В конце прошлого века, когда Россия показательно повернулась к Западу (а многим эти годы напоминают время Петровских реформ), что могли они, славянофилы, со своими запечными идеалами, противопоставить прогрессу и западной цивилизации? И рухнувшая держава, и чувство заката нации, и народная беда — все это сделало славянофилов чуть ли не столь же притягательными, какими когда-то, в советскую эпоху, были диссиденты-западники. Упорные люди, отстаивающие немодные убеждения, — сколько же было в этой позиции красоты! Вчера еще обласканы партией и правительством, сегодня выброшены на обочину, прыткие мальчики-менеджеры их обошли, но как же эти почвенники держатся! Казалось, маятник истории качнулся в другую сторону, и теперь чувство достоинства перекочевало в почвенников, а интернациональные правозащитники и абстрактные гуманисты стали отныне держимордами. Словно поворот державы сделал государственников — изгоями, изгоев — государственниками — и этот сюжетный ход всех возбуждал.
В этом месте надо сказать парадоксальную, но крайне важную вещь. Именно в моменты поворота России к Западу славянофильская позиция укрепляется — в годы застоя она не столь сильна. Однако находясь в опале, почвенная идея набирает сил, проникает в общество, постепенно возвращает былую позицию и даже осваивает новые рубежи. Вероятно, правильно будет сказать, что любой западный поворот и затевается для придания новых сил и моральных прав почвенной позиции. В наше время это происходило так
Славянофилы и националисты использовали все притягательные атрибуты подполья — точь-в-точь как диссиденты семидесятых, но с большим размахом.
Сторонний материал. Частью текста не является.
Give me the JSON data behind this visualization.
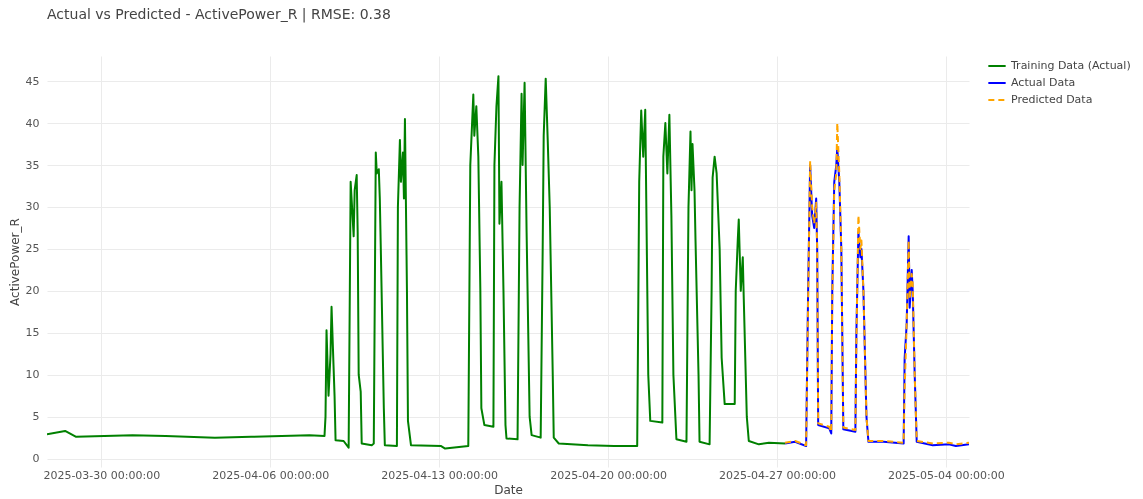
{
  "chart_data": {
    "type": "line",
    "title": "Actual vs Predicted - ActivePower_R | RMSE: 0.38",
    "xlabel": "Date",
    "ylabel": "ActivePower_R",
    "xlim": [
      "2025-03-27T18:00",
      "2025-05-04T23:00"
    ],
    "xticks": [
      {
        "value": "2025-03-30",
        "label": "2025-03-30 00:00:00"
      },
      {
        "value": "2025-04-06",
        "label": "2025-04-06 00:00:00"
      },
      {
        "value": "2025-04-13",
        "label": "2025-04-13 00:00:00"
      },
      {
        "value": "2025-04-20",
        "label": "2025-04-20 00:00:00"
      },
      {
        "value": "2025-04-27",
        "label": "2025-04-27 00:00:00"
      },
      {
        "value": "2025-05-04",
        "label": "2025-05-04 00:00:00"
      }
    ],
    "ylim": [
      -1,
      48
    ],
    "yticks": [
      0,
      5,
      10,
      15,
      20,
      25,
      30,
      35,
      40,
      45
    ],
    "grid": true,
    "legend": "top right",
    "series": [
      {
        "name": "Training Data (Actual)",
        "color": "#008000",
        "line_style": "solid",
        "x": [
          "2025-03-27T18:00",
          "2025-03-28T12:00",
          "2025-03-28T23:00",
          "2025-03-31T07:00",
          "2025-04-01T16:00",
          "2025-04-03T17:00",
          "2025-04-05T05:00",
          "2025-04-07T15:00",
          "2025-04-08T06:00",
          "2025-04-08T07:00",
          "2025-04-08T08:00",
          "2025-04-08T10:00",
          "2025-04-08T12:00",
          "2025-04-08T13:00",
          "2025-04-08T15:00",
          "2025-04-08T16:00",
          "2025-04-08T17:00",
          "2025-04-09T01:00",
          "2025-04-09T06:00",
          "2025-04-09T08:00",
          "2025-04-09T11:00",
          "2025-04-09T12:00",
          "2025-04-09T14:00",
          "2025-04-09T15:00",
          "2025-04-09T16:00",
          "2025-04-09T18:00",
          "2025-04-09T19:00",
          "2025-04-10T05:00",
          "2025-04-10T07:00",
          "2025-04-10T09:00",
          "2025-04-10T10:00",
          "2025-04-10T12:00",
          "2025-04-10T13:00",
          "2025-04-10T14:00",
          "2025-04-10T17:00",
          "2025-04-10T18:00",
          "2025-04-11T06:00",
          "2025-04-11T07:00",
          "2025-04-11T09:00",
          "2025-04-11T10:00",
          "2025-04-11T12:00",
          "2025-04-11T13:00",
          "2025-04-11T14:00",
          "2025-04-11T16:00",
          "2025-04-11T17:00",
          "2025-04-11T20:00",
          "2025-04-13T02:00",
          "2025-04-13T06:00",
          "2025-04-14T05:00",
          "2025-04-14T07:00",
          "2025-04-14T10:00",
          "2025-04-14T11:00",
          "2025-04-14T13:00",
          "2025-04-14T15:00",
          "2025-04-14T17:00",
          "2025-04-14T18:00",
          "2025-04-14T21:00",
          "2025-04-15T06:00",
          "2025-04-15T07:00",
          "2025-04-15T09:00",
          "2025-04-15T11:00",
          "2025-04-15T12:00",
          "2025-04-15T14:00",
          "2025-04-15T16:00",
          "2025-04-15T18:00",
          "2025-04-15T19:00",
          "2025-04-16T06:00",
          "2025-04-16T08:00",
          "2025-04-16T10:00",
          "2025-04-16T11:00",
          "2025-04-16T13:00",
          "2025-04-16T15:00",
          "2025-04-16T18:00",
          "2025-04-16T20:00",
          "2025-04-17T05:00",
          "2025-04-17T07:00",
          "2025-04-17T08:00",
          "2025-04-17T10:00",
          "2025-04-17T12:00",
          "2025-04-17T14:00",
          "2025-04-17T17:00",
          "2025-04-17T18:00",
          "2025-04-17T23:00",
          "2025-04-19T04:00",
          "2025-04-20T06:00",
          "2025-04-21T05:00",
          "2025-04-21T07:00",
          "2025-04-21T09:00",
          "2025-04-21T11:00",
          "2025-04-21T13:00",
          "2025-04-21T14:00",
          "2025-04-21T16:00",
          "2025-04-21T18:00",
          "2025-04-22T06:00",
          "2025-04-22T07:00",
          "2025-04-22T09:00",
          "2025-04-22T11:00",
          "2025-04-22T13:00",
          "2025-04-22T15:00",
          "2025-04-22T17:00",
          "2025-04-22T20:00",
          "2025-04-23T06:00",
          "2025-04-23T08:00",
          "2025-04-23T10:00",
          "2025-04-23T11:00",
          "2025-04-23T12:00",
          "2025-04-23T14:00",
          "2025-04-23T15:00",
          "2025-04-23T18:00",
          "2025-04-23T19:00",
          "2025-04-24T05:00",
          "2025-04-24T07:00",
          "2025-04-24T08:00",
          "2025-04-24T10:00",
          "2025-04-24T12:00",
          "2025-04-24T15:00",
          "2025-04-24T17:00",
          "2025-04-24T20:00",
          "2025-04-25T06:00",
          "2025-04-25T07:00",
          "2025-04-25T09:00",
          "2025-04-25T10:00",
          "2025-04-25T12:00",
          "2025-04-25T14:00",
          "2025-04-25T15:00",
          "2025-04-25T18:00",
          "2025-04-25T20:00",
          "2025-04-26T06:00",
          "2025-04-26T16:00",
          "2025-04-27T08:00"
        ],
        "values": [
          2.9,
          3.3,
          2.6,
          2.8,
          2.7,
          2.5,
          2.6,
          2.8,
          2.7,
          5.0,
          15.3,
          7.5,
          12.5,
          18.1,
          11,
          7.5,
          2.2,
          2.1,
          1.3,
          33,
          26.5,
          32,
          33.8,
          27,
          10,
          8,
          1.8,
          1.6,
          1.8,
          36.5,
          34,
          34.5,
          31,
          25,
          6,
          1.6,
          1.5,
          30,
          38,
          33,
          36.5,
          31,
          40.5,
          20,
          4.5,
          1.6,
          1.5,
          1.2,
          1.5,
          35,
          43.4,
          38.5,
          42,
          36,
          20,
          6,
          4.0,
          3.8,
          35,
          42,
          45.6,
          28,
          33,
          20,
          4,
          2.4,
          2.3,
          30,
          43.5,
          35,
          44.8,
          27,
          5,
          2.8,
          2.5,
          25,
          38.5,
          45.3,
          38,
          30,
          10,
          2.5,
          1.8,
          1.6,
          1.5,
          1.5,
          33,
          41.5,
          36,
          41.6,
          31,
          10,
          4.5,
          4.3,
          36,
          40,
          34,
          41,
          29,
          10,
          2.3,
          2.0,
          30,
          39,
          32,
          37.5,
          32,
          26,
          10,
          2.0,
          1.7,
          20,
          33.5,
          36,
          34,
          25,
          12,
          6.5,
          6.5,
          20,
          26,
          28.5,
          20,
          24,
          19,
          5,
          2.1,
          1.7,
          1.9,
          1.8
        ]
      },
      {
        "name": "Actual Data",
        "color": "#0000ff",
        "line_style": "solid",
        "x": [
          "2025-04-27T08:00",
          "2025-04-27T18:00",
          "2025-04-28T05:00",
          "2025-04-28T07:00",
          "2025-04-28T09:00",
          "2025-04-28T11:00",
          "2025-04-28T13:00",
          "2025-04-28T15:00",
          "2025-04-28T16:00",
          "2025-04-28T17:00",
          "2025-04-29T04:00",
          "2025-04-29T06:00",
          "2025-04-29T07:00",
          "2025-04-29T09:00",
          "2025-04-29T11:00",
          "2025-04-29T12:00",
          "2025-04-29T14:00",
          "2025-04-29T16:00",
          "2025-04-29T18:00",
          "2025-04-30T06:00",
          "2025-04-30T07:00",
          "2025-04-30T09:00",
          "2025-04-30T11:00",
          "2025-04-30T12:00",
          "2025-04-30T14:00",
          "2025-04-30T17:00",
          "2025-04-30T19:00",
          "2025-05-01T10:00",
          "2025-05-02T06:00",
          "2025-05-02T07:00",
          "2025-05-02T09:00",
          "2025-05-02T11:00",
          "2025-05-02T12:00",
          "2025-05-02T14:00",
          "2025-05-02T15:00",
          "2025-05-02T17:00",
          "2025-05-02T19:00",
          "2025-05-03T11:00",
          "2025-05-04T03:00",
          "2025-05-04T10:00",
          "2025-05-04T23:00"
        ],
        "values": [
          1.8,
          2.0,
          1.5,
          20,
          35,
          29,
          27.5,
          31,
          25,
          4.0,
          3.6,
          3.0,
          20,
          33,
          35,
          37,
          33,
          25,
          3.5,
          3.2,
          15,
          27,
          24,
          25,
          20,
          5,
          2.0,
          2.0,
          1.8,
          12,
          16,
          26.5,
          18,
          22.5,
          20,
          10,
          2.0,
          1.6,
          1.7,
          1.5,
          1.7
        ]
      },
      {
        "name": "Predicted Data",
        "color": "#ffa500",
        "line_style": "dashed",
        "x": [
          "2025-04-27T08:00",
          "2025-04-27T18:00",
          "2025-04-28T05:00",
          "2025-04-28T07:00",
          "2025-04-28T09:00",
          "2025-04-28T11:00",
          "2025-04-28T13:00",
          "2025-04-28T15:00",
          "2025-04-28T16:00",
          "2025-04-28T17:00",
          "2025-04-29T04:00",
          "2025-04-29T06:00",
          "2025-04-29T07:00",
          "2025-04-29T09:00",
          "2025-04-29T11:00",
          "2025-04-29T12:00",
          "2025-04-29T14:00",
          "2025-04-29T16:00",
          "2025-04-29T18:00",
          "2025-04-30T06:00",
          "2025-04-30T07:00",
          "2025-04-30T09:00",
          "2025-04-30T11:00",
          "2025-04-30T12:00",
          "2025-04-30T14:00",
          "2025-04-30T17:00",
          "2025-04-30T19:00",
          "2025-05-01T10:00",
          "2025-05-02T06:00",
          "2025-05-02T07:00",
          "2025-05-02T09:00",
          "2025-05-02T11:00",
          "2025-05-02T12:00",
          "2025-05-02T14:00",
          "2025-05-02T15:00",
          "2025-05-02T17:00",
          "2025-05-02T19:00",
          "2025-05-03T11:00",
          "2025-05-04T03:00",
          "2025-05-04T10:00",
          "2025-05-04T23:00"
        ],
        "values": [
          1.9,
          2.1,
          1.6,
          19,
          35.5,
          30,
          28,
          30.5,
          25,
          4.2,
          3.8,
          3.2,
          19,
          32,
          34,
          40,
          34,
          25,
          3.7,
          3.4,
          14,
          29,
          25,
          26,
          20,
          5,
          2.1,
          2.1,
          1.9,
          8.3,
          16,
          26,
          19,
          22,
          21,
          10,
          2.1,
          1.8,
          1.9,
          1.7,
          1.9
        ]
      }
    ]
  }
}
Сперва это было просто воем партийцев по былым привилегиям. Потом стало приобретать черты академической науки, правда, выглядело это немного странно: появились псевдонаучные труды о знаках и символах, зловещие конспирологические теории, обличения масонов, планы по строительству Пятой Российской Империи, инициации эзотерических братств, и прочая дикая алхимия. Было смешно.
Слухи ползли по Москве, по России — мол, вербуются отряды сопротивления иноземному игу, сходятся общества борцов за Россию, подбирается человек к человеку, боец к бойцу, Минин к Пожарскому. Ужо придет время, грянет возмездие оккупантам — банкирам и держателям казино! Попляшете тогда, жирные буржуи, приватизаторы народного добра.
Приятно было в это поиграть, хотя и немного страшновато: а вдруг заиграемся, они и правда станут силой? Нет, куда им! Все уже куплено и продано в России — не повернешь ни вправо, ни влево. Капитализм — вот главная сила сегодня, а власть денег интернациональна, что нам какие-то патриоты! Что могут они нынче, соколы с выдранными перьями, маршалы в отставке, беззубые упыри! Замшелые, нелепые пенсионеры — ах это даже любопытно: прочесть их желтую газетенку, не все же журнал «Форбс» читать.
Но вот уже скалится в усмешке шофер такси: «Читали список богачей из Форбса? Вот кто забрал наши деньги! А ведь списочек-то характерный! Прямо список Шиндлера!» И не замечает шофер такси, что «список Шиндлера» уже сильно поредел, уже убрали из него еврейские имена гусинских-ходорковских-смоленских-березовских: кого посадили, у кого деньги отняли, кого выслали. Уже просеяли список через частое решето, пополнили верными офицерами госбезопасности — они надежнее присмотрят за добром. Этого шофер знать не хочет, важно, что капитализм — изобретение инородцев, а русский человек русского угнетать бы не стал. Так думает шофер такси и рассказывает о том, что Льва Толстого евреи насильно держали в Ясной Поляне, не давая приехать в Петербург, что Ельцин продался евреям. И спасение для России в ее прошлом — а как бы его вернуть? Ну что на шофера-то внимание обращать, подумаешь — шофер! Однако вот и сосед в метро что-то такое сказанул, отсели вы от соседа в метро.